Fluktuasi
Harga Komoditas Pertanian
Bustanul Arifin ; Guru
Besar Universitas Lampung dan Ekonom Senior Indef Jakarta
|
KOMPAS,
07 Januari 2013
Selama dua tahun terakhir, pergerakan harga
komoditas pertanian di tingkat global semakin tak menentu. Fluktuasi harga
yang sangat tajam pada periode krisis global 2008-2009 ternyata belum
menemukan tingkat keseimbangan baru. Kini, kian banyak komoditas pertanian
yang rentan terhadap kondisi perekonomian global. Komoditas pertanian yang
amat bergantung pada pasar ekspor umumnya lebih rentan dan berisiko lebih
buruk dibandingkan dengan komoditas yang mampu memiliki pangsa alternatif
pasar domestik yang lebih besar.
Penelusuran lebih mendalam dan lebih
hati-hati terhadap karakter fluktuasi harga dan sifat komoditas pertanian
serta kondisi sosial-ekonomi yang melingkupinya menjadi amat krusial.

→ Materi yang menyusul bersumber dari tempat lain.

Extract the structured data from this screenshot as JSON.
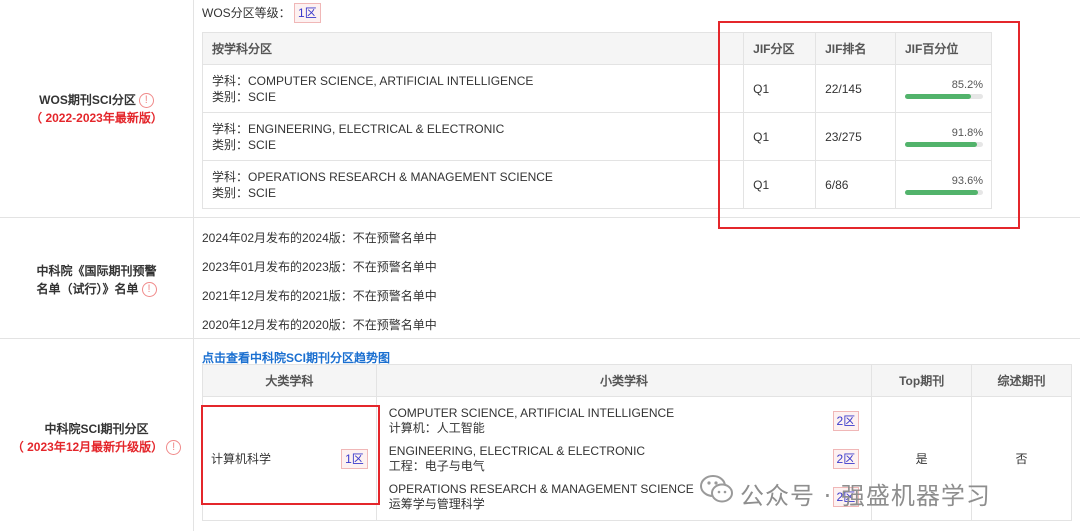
{
  "wos": {
    "level_label": "WOS分区等级：",
    "level_badge": "1区",
    "left_title": "WOS期刊SCI分区",
    "left_subtitle": "（ 2022-2023年最新版）",
    "headers": {
      "subject": "按学科分区",
      "jif_quartile": "JIF分区",
      "jif_rank": "JIF排名",
      "jif_percentile": "JIF百分位"
    },
    "rows": [
      {
        "subject": "学科：COMPUTER SCIENCE, ARTIFICIAL INTELLIGENCE",
        "category": "类别：SCIE",
        "quartile": "Q1",
        "rank": "22/145",
        "percentile": "85.2%",
        "percent_value": 85.2
      },
      {
        "subject": "学科：ENGINEERING, ELECTRICAL & ELECTRONIC",
        "category": "类别：SCIE",
        "quartile": "Q1",
        "rank": "23/275",
        "percentile": "91.8%",
        "percent_value": 91.8
      },
      {
        "subject": "学科：OPERATIONS RESEARCH & MANAGEMENT SCIENCE",
        "category": "类别：SCIE",
        "quartile": "Q1",
        "rank": "6/86",
        "percentile": "93.6%",
        "percent_value": 93.6
      }
    ]
  },
  "warning": {
    "left_title_1": "中科院《国际期刊预警",
    "left_title_2": "名单（试行）》名单",
    "lines": [
      "2024年02月发布的2024版：不在预警名单中",
      "2023年01月发布的2023版：不在预警名单中",
      "2021年12月发布的2021版：不在预警名单中",
      "2020年12月发布的2020版：不在预警名单中"
    ]
  },
  "cas": {
    "link": "点击查看中科院SCI期刊分区趋势图",
    "left_title": "中科院SCI期刊分区",
    "left_subtitle": "（ 2023年12月最新升级版）",
    "headers": {
      "major": "大类学科",
      "minor": "小类学科",
      "top": "Top期刊",
      "review": "综述期刊"
    },
    "major_subject": "计算机科学",
    "major_badge": "1区",
    "minor": [
      {
        "en": "COMPUTER SCIENCE, ARTIFICIAL INTELLIGENCE",
        "cn": "计算机：人工智能",
        "badge": "2区"
      },
      {
        "en": "ENGINEERING, ELECTRICAL & ELECTRONIC",
        "cn": "工程：电子与电气",
        "badge": "2区"
      },
      {
        "en": "OPERATIONS RESEARCH & MANAGEMENT SCIENCE",
        "cn": "运筹学与管理科学",
        "badge": "2区"
      }
    ],
    "top_value": "是",
    "review_value": "否"
  },
  "watermark": {
    "text": "公众号 · 强盛机器学习",
    "icon": "wechat-icon"
  },
  "colors": {
    "accent_red": "#e4262b",
    "bar_green": "#52b36b",
    "badge_text": "#3a3acb",
    "link_blue": "#1a6fd0"
  }
}
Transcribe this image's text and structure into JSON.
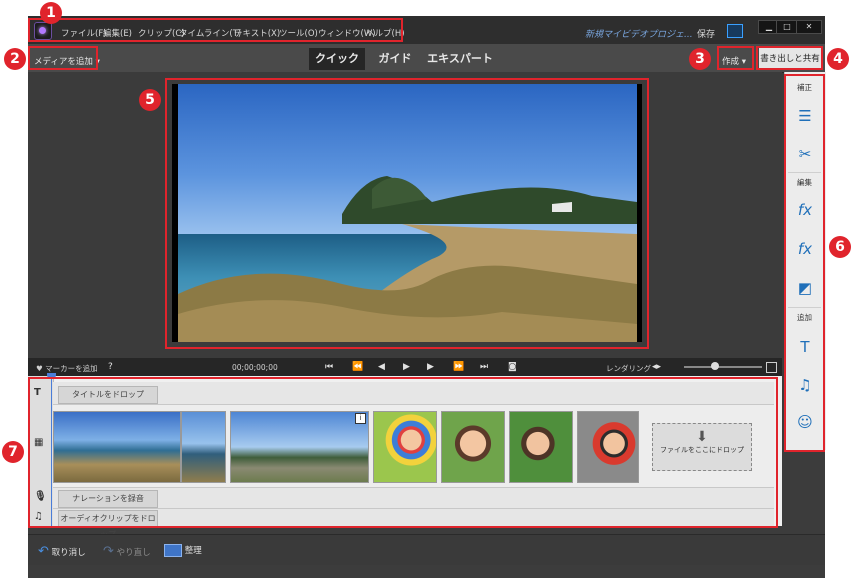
{
  "menu": {
    "items": [
      "ファイル(F)",
      "編集(E)",
      "クリップ(C)",
      "タイムライン(T)",
      "テキスト(X)",
      "ツール(O)",
      "ウィンドウ(W)",
      "ヘルプ(H)"
    ],
    "project_title": "新規マイビデオプロジェ...",
    "save_label": "保存"
  },
  "modebar": {
    "add_media": "メディアを追加",
    "tabs": [
      "クイック",
      "ガイド",
      "エキスパート"
    ],
    "active_tab": "クイック",
    "create": "作成",
    "share": "書き出しと共有"
  },
  "controls": {
    "marker": "マーカーを追加",
    "timecode": "00;00;00;00",
    "render": "レンダリング"
  },
  "right_panel": {
    "sections": [
      "補正",
      "編集",
      "追加"
    ]
  },
  "timeline": {
    "title_drop": "タイトルをドロップ",
    "file_drop": "ファイルをここにドロップ",
    "narration": "ナレーションを録音",
    "audio_drop": "オーディオクリップをドロップ"
  },
  "bottom": {
    "undo": "取り消し",
    "redo": "やり直し",
    "organize": "整理"
  },
  "annotations": [
    "1",
    "2",
    "3",
    "4",
    "5",
    "6",
    "7"
  ],
  "colors": {
    "annotation": "#e0242c",
    "accent": "#1f6fb9"
  }
}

Kebiasaan para perumus kebijakan membuat generalisasi dan melihatnya dari
permukaan, keengganan mencermati detail dan menganggap sepele, serta
kesibukan urusan politik murahan dan dimensi pencitraan tidak akan mampu
membuat fondasi pembangunan ekonomi yang lebih beradab dan berkualitas
tinggi.
Beberapa upaya penelusuran lebih rinci akan
diuraikan berikut ini, beserta jalan keluar yang ditawarkan untuk
menanggulangi dan mencegahnya di masa mendatang.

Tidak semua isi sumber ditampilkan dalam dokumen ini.